Online privacy expert Chris Parsons will lead a discussion on why online businesses don't have our trust and how they can earn it.  His advice? Businesses need to develop privacy ethics to supplement legally required privacy statements. By adopting clear statements of ethics, supplemented with legal language and opt-in data disclosures of personal information, operators of social media environments can be part of the solution, not the problem .

Christopher Parsons is a PhD Candidate in the Department of Political Science at the University of Victoria, a member of the New Transparency Project, and lead researcher of Deep Packet Inspection Canada.

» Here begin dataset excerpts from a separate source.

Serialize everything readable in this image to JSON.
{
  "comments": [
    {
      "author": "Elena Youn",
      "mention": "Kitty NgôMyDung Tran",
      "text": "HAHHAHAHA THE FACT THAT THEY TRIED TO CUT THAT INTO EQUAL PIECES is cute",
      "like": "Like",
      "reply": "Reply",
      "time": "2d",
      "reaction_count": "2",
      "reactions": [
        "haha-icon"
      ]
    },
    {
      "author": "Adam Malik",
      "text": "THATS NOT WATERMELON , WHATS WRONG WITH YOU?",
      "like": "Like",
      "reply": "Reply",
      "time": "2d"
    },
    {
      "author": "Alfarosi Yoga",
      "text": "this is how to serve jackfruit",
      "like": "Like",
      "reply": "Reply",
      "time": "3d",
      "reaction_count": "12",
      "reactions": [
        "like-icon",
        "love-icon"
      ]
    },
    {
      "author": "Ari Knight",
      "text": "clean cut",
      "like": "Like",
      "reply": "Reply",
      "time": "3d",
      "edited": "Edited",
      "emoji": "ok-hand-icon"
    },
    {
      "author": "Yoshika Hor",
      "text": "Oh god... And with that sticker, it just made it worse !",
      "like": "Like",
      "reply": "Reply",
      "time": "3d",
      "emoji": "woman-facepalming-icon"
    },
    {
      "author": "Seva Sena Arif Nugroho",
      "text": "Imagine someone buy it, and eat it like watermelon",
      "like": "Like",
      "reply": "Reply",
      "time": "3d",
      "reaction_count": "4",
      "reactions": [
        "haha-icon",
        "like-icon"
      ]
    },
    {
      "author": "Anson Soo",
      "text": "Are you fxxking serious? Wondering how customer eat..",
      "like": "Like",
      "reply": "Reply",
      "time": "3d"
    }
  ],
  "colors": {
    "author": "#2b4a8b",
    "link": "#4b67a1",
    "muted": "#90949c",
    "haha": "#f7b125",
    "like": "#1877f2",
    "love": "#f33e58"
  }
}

He is interested in how privacy (particularly informational privacy, expressive privacy, and accessibility privacy) is affected by digitally mediated surveillance, and the normative implications this has in contemporary Western political systems. His research currently focuses on the technologies facilitating digitally mediated surveillance, such as deep packet inspection, behavioural advertising, and radio frequency identification. He is particularly curious about how these technologies influence citizens in their decisions to openly express themselves or engage in self-censoring behaviour. His research is funded through a Joseph-Armand Bombardier Canada Graduate Scholarship.